Three Uses of the Knife

an excerpt from David Mamet:

"Mass media, similarly, are created(by what force we cannot say); they spring into existence, if you will, and offer the promise, in many cases the reality, of great wealth to entice talented people who would otherwise be uninterested. They offer, like any other dictator, the promise of freedom if the applicants consign themselves to slavery. [...] They are paid to remove themselves from the ranks of potential artists, to give up the desire to express, confront, connect, mourn, question, decry, unite; they are paid to serve the cause of censorship."

I read somewhere else once, I think it was an essay by Pierre Bourdeau, that artists occupy a dominated position within a dominant class. That the artist must choose to serve (and he was a Frenchman so forgive the melodrama) either society or the bourgeois in his art as patrons. The artist may wield culture as a tool to reinforce existing societal structures, build new ones, or can serve popular culture and receive the financial returns, but to serve art for art's sake requires that the artist already be independent of the power structures that would seek to employ him.

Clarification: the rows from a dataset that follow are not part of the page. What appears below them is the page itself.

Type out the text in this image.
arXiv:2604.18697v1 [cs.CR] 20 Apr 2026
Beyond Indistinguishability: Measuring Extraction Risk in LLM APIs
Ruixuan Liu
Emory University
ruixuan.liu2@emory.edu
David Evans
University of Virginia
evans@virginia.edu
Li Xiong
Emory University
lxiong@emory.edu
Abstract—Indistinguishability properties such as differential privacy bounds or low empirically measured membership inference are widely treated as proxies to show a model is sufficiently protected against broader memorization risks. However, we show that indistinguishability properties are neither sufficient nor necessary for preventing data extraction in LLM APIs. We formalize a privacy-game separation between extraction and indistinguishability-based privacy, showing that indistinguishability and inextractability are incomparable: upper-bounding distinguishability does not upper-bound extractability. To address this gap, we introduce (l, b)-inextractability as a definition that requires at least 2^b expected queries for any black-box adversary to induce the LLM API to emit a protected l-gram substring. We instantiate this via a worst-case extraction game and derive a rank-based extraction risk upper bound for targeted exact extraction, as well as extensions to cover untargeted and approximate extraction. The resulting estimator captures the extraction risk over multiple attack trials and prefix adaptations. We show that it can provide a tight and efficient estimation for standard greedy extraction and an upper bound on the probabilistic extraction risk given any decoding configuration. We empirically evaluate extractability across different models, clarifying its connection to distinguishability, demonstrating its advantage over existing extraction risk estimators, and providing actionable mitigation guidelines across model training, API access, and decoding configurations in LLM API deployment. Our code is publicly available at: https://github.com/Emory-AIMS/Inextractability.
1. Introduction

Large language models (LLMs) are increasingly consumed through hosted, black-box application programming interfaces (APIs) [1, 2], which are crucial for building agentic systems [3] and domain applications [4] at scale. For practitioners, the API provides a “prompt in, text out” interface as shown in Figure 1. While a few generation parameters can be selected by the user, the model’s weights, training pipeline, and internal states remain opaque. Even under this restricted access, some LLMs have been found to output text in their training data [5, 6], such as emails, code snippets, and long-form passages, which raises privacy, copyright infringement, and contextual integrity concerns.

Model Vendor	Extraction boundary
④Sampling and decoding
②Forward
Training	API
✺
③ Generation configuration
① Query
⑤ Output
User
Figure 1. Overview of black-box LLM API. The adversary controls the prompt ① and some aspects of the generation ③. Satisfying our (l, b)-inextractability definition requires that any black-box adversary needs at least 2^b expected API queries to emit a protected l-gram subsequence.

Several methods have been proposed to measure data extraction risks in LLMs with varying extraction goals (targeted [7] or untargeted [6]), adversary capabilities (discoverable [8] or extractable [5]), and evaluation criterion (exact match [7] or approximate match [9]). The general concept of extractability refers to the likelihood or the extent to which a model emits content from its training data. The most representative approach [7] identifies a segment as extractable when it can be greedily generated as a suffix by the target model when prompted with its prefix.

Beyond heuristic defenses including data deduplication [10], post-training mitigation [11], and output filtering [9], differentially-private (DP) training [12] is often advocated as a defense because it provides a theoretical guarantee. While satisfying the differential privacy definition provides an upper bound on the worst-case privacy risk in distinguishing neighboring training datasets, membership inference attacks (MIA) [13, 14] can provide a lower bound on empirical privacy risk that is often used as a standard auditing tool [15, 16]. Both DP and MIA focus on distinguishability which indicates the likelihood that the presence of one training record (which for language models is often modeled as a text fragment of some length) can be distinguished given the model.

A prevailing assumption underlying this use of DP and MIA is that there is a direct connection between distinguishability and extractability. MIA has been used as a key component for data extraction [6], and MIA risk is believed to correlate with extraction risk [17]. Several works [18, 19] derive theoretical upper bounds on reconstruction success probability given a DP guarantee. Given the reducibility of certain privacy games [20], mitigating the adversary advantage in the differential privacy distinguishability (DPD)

Personally, I think that we're all in the business of compromise as artists. No one with a knack for art aims for anything less than the stuff of transcendence in what they create, not while presuming to call themselves an artist. Yet at the same time, our own view of the world is reinforced in the art we create, we make judgement and on some level we support one cause or defame another either by representation or omission. Finally, we share our art with the world, which, in my mind at least, denotes some sort of desire to be connected to it, accepted by it, rewarded for our effort and insight. Any artist who claims to take joy, as Flaubert did, in not being understood by the masses is a creature completely incomprehensible to me. I live to connect.